Утренний иней, стр. 29

Они проводили Настю до самых дверей ее квартиры, и Ветка, когда уже закрылась за ней дверь, спохватилась, что не пригласила ее к себе еще. Нехорошо как-то получилось. Не принято так было у них, у Петровых. На всякий случай она запомнила номер Настиной квартиры, решив, что если не завтра, то уж на будущей неделе обязательно под каким-нибудь предлогом зайдет к Насте, хотя и Настя ее тоже не пригласила к себе.

Обратно они с отцом шли молча. Рассеянная задумчивость отца передалась и Ветке. Она стала такой же задумчивой и печальной, зная, что ничего хорошего дома их не ждет. И телевизор пора уже выключать…

Отец шел, засунув руки в карманы пальто. Это была его вечная привычка, за которую его часто ругала мать. А Ветка он просто привык прятать руки, потому что они у него были в рубцах и морщинах — от ожогов.

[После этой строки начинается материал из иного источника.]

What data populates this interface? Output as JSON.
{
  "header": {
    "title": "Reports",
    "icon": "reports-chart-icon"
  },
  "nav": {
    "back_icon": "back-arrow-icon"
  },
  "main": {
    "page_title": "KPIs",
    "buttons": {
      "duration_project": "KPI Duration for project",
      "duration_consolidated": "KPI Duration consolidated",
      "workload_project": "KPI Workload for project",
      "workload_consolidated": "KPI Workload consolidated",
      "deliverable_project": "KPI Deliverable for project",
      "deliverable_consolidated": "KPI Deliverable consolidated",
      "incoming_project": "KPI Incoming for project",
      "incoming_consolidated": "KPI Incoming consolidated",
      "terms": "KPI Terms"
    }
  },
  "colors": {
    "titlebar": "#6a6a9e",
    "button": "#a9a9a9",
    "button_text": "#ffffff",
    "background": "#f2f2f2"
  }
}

Ожоги эти он получил на войне. Он воевал совсем еще мальчишкой, и у него даже была потускневшая до черноты медаль «За победу над Германией». Но о себе он почти никогда ничего не рассказывал. Рассказывал он всегда о других. Чаще всего о тех, кто погиб.

Ветке было пять лет, когда он повез ее и Ирину на Мамаев курган, и ей до сих пор больно вспоминать ту поездку, Там впервые в жизни она увидела, как ее отец плачет.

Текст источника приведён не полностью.